While Cardi B is covering her bases with two-r and three-r versions, the fact that this is a written representation of a peculiar spoken word points to some difficulties that her team might face in establishing the trademark. Okurrr—or okurr or okrrr or okurrrt or any number of other variations on the theme—are all attempts to spell a funny utterance that has no standard form.

And that utterance doesn’t originate with Cardi B, as the rapper herself has acknowledged. Last year, as noted in W magazine, she tweeted that the Kardashian sisters got her “hooked on saying it.” The Kardashians, in turn, likely picked it up from contestants on RuPaul’s Drag Race, such as Laganja Estranja. And RuPaul credits the term to Laura Bell Bundy, a Broadway actor who used it in comic web shorts starting in 2010 featuring a character named Shocantelle Brown.

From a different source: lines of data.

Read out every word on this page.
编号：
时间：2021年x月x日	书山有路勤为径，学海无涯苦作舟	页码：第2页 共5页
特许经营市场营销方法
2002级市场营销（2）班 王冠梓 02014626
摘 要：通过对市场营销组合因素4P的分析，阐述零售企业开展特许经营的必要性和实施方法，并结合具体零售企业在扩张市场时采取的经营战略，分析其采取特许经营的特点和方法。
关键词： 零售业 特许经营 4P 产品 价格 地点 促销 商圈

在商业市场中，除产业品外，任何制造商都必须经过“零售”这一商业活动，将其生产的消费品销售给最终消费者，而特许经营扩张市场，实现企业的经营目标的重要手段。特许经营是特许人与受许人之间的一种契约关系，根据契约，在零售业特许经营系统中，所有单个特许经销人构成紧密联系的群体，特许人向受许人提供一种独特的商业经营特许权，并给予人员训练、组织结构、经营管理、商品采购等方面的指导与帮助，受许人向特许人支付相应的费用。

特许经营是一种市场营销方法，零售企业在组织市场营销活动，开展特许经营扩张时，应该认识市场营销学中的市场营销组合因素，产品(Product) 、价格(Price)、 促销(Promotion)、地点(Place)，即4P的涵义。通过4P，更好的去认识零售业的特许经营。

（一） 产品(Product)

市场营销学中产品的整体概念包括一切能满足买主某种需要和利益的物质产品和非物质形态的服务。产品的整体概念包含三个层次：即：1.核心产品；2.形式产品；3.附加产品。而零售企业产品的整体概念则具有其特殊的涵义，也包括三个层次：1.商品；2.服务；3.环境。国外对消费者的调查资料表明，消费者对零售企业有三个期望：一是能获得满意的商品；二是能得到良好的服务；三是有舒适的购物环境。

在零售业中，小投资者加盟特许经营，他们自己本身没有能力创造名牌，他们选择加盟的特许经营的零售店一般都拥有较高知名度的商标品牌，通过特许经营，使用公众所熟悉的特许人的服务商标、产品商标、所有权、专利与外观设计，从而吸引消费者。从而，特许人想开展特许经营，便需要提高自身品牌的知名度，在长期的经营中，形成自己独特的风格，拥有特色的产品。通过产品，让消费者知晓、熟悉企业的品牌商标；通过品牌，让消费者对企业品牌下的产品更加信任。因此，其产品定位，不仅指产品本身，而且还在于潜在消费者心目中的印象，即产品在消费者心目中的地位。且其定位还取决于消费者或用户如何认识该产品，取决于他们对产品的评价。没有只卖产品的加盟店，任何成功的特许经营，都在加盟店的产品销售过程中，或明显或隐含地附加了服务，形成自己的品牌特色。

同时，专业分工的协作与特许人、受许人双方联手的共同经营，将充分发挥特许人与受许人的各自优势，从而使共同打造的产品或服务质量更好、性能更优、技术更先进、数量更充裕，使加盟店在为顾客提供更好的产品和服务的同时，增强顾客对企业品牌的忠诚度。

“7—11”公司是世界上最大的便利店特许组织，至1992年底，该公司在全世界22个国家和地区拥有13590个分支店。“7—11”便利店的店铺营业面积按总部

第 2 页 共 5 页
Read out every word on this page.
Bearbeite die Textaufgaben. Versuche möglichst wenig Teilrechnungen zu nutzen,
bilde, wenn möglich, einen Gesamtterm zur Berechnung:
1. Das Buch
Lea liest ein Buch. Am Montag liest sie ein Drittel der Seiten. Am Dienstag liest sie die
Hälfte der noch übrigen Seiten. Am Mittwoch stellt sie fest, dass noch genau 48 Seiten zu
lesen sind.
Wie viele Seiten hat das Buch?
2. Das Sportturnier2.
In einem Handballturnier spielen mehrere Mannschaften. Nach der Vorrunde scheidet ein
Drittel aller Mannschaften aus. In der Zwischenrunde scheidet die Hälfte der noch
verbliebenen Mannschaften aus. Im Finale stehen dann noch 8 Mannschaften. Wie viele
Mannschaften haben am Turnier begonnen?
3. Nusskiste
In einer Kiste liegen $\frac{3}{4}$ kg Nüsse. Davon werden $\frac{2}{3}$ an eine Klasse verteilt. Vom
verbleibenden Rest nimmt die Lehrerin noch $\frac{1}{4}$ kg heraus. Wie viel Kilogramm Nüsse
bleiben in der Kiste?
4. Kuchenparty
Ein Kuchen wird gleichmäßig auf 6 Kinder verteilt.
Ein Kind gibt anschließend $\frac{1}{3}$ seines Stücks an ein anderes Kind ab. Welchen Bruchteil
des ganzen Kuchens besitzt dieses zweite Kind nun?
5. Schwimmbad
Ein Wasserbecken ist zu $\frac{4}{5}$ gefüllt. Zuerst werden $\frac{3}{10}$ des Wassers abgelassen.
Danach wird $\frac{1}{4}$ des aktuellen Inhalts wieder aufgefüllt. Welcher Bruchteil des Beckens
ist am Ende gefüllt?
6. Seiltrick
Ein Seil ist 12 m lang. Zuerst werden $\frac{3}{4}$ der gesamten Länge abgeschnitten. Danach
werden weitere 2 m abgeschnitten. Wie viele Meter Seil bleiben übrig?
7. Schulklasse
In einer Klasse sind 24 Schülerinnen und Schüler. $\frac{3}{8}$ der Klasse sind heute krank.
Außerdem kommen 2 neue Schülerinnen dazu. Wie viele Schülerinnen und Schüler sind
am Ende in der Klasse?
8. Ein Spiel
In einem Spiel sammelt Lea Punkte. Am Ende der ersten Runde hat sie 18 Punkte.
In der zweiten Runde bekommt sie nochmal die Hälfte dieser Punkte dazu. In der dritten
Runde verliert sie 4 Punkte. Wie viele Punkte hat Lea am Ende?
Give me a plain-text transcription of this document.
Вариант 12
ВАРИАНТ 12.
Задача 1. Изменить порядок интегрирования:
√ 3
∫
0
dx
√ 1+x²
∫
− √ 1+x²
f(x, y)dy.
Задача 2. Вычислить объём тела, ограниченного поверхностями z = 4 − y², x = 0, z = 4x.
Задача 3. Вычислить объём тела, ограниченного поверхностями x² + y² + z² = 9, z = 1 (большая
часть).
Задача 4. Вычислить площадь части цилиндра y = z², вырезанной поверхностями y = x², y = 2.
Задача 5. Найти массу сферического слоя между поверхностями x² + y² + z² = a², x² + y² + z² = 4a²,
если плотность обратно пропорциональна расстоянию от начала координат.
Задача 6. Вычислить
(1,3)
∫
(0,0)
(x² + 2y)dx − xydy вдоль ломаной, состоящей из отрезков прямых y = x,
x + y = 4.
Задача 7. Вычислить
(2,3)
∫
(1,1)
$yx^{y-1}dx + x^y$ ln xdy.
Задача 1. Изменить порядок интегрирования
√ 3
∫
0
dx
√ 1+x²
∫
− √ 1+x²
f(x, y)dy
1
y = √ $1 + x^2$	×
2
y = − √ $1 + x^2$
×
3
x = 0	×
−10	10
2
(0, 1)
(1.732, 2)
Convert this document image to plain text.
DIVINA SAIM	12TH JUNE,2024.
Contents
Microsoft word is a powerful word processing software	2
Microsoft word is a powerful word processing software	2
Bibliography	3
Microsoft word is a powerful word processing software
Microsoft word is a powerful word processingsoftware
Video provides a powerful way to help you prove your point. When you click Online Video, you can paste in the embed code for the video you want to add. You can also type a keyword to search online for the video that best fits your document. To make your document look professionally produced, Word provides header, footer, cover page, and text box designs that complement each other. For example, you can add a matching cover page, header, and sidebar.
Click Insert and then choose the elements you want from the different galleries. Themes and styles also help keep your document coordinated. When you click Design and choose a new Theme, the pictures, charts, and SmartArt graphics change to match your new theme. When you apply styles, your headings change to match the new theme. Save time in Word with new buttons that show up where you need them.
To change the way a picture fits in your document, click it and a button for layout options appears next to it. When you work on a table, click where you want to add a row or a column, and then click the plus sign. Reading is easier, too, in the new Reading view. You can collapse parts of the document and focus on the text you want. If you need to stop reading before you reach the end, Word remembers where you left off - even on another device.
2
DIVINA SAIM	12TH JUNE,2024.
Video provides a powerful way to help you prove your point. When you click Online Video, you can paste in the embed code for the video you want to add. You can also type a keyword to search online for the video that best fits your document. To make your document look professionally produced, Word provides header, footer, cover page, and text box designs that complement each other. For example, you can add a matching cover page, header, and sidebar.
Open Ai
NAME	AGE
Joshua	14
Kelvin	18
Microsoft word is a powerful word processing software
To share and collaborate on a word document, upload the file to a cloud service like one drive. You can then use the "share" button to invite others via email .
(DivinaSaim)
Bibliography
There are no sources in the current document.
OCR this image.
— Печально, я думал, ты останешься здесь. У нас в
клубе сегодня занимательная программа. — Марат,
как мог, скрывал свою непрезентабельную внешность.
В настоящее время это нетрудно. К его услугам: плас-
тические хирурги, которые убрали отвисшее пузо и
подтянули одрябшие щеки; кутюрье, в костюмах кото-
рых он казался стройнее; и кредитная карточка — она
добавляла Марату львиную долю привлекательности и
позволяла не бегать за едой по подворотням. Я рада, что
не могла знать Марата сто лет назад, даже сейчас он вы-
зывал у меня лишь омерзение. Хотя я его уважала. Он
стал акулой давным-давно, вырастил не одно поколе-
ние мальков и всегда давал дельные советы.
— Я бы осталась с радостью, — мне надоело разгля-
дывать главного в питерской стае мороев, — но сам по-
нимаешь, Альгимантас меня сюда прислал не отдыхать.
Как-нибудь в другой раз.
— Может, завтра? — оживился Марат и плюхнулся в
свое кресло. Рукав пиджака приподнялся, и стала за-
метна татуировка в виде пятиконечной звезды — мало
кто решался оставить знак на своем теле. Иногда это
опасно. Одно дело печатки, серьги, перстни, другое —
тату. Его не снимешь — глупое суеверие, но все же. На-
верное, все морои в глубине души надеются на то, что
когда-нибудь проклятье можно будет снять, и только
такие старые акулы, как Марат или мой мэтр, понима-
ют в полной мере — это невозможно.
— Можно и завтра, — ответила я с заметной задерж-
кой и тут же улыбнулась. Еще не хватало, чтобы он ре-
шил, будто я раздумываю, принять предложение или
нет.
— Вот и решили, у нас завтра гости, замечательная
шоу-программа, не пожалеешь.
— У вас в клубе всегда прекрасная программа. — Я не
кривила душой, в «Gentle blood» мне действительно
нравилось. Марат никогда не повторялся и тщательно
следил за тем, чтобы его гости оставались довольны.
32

In fact, Bundy recognized the commercial potential of okurrr (however you spell it) long before Cardi B did. In July 2018, a trademark was filed by Bundy’s lawyer for the word—not as written, but as spoken. Bundy sought protection for a “sound mark,” the audio equivalent of a trademark. In the past, sound-mark status has been granted to such aural elements as NBC’s three-chime jingle and the Looney Tunes theme from Warner Bros. cartoons. Words, too, have made the cut, such as “AFLAC” as quacked by the insurance company’s duck mascot, and “D’oh!” as yelled by Homer Simpson.

As Bundy’s application explains, “The mark consists of the pronunciation ‘okrrr’ which is a proprietary pronunciation of the word ‘Okay’ originally created by applicant and associated with Applicants wholly original character named Shocantelle.” The commercial use covered in the filing is for various entertainment services, including for “ongoing television programs in the field of comedy” and “a continuing comedy show broadcast over the Internet”—befitting a word that originated in a web series.

But the fact that “okurrr!” has spread far and wide without trademark protection has hurt Bundy’s chances to establish the word as distinct to her Shocantelle character, even if she used it first. In February, the USPTO sent Bundy’s lawyer a notice stating that it was prepared to turn down the application because evidence from YouTube and Urban Dictionary established that the term is “commonly used in the drag community and by celebrities.” That evidence focused on one celebrity in particular: Cardi B, of course.

Cardi B, who’s only concerned with being able to plaster two variations of okurrr on a poster or T-shirt, need not be the originator of the term in order to get trademark status. Her lawyers could claim “acquired distinctiveness,” meaning that people have come to commonly associate her with the expression. But regardless of how the USPTO rules, no one need worry about a looming crackdown on the use of “okurrr!” Those slang-slinging Toledo news anchors can rest easy.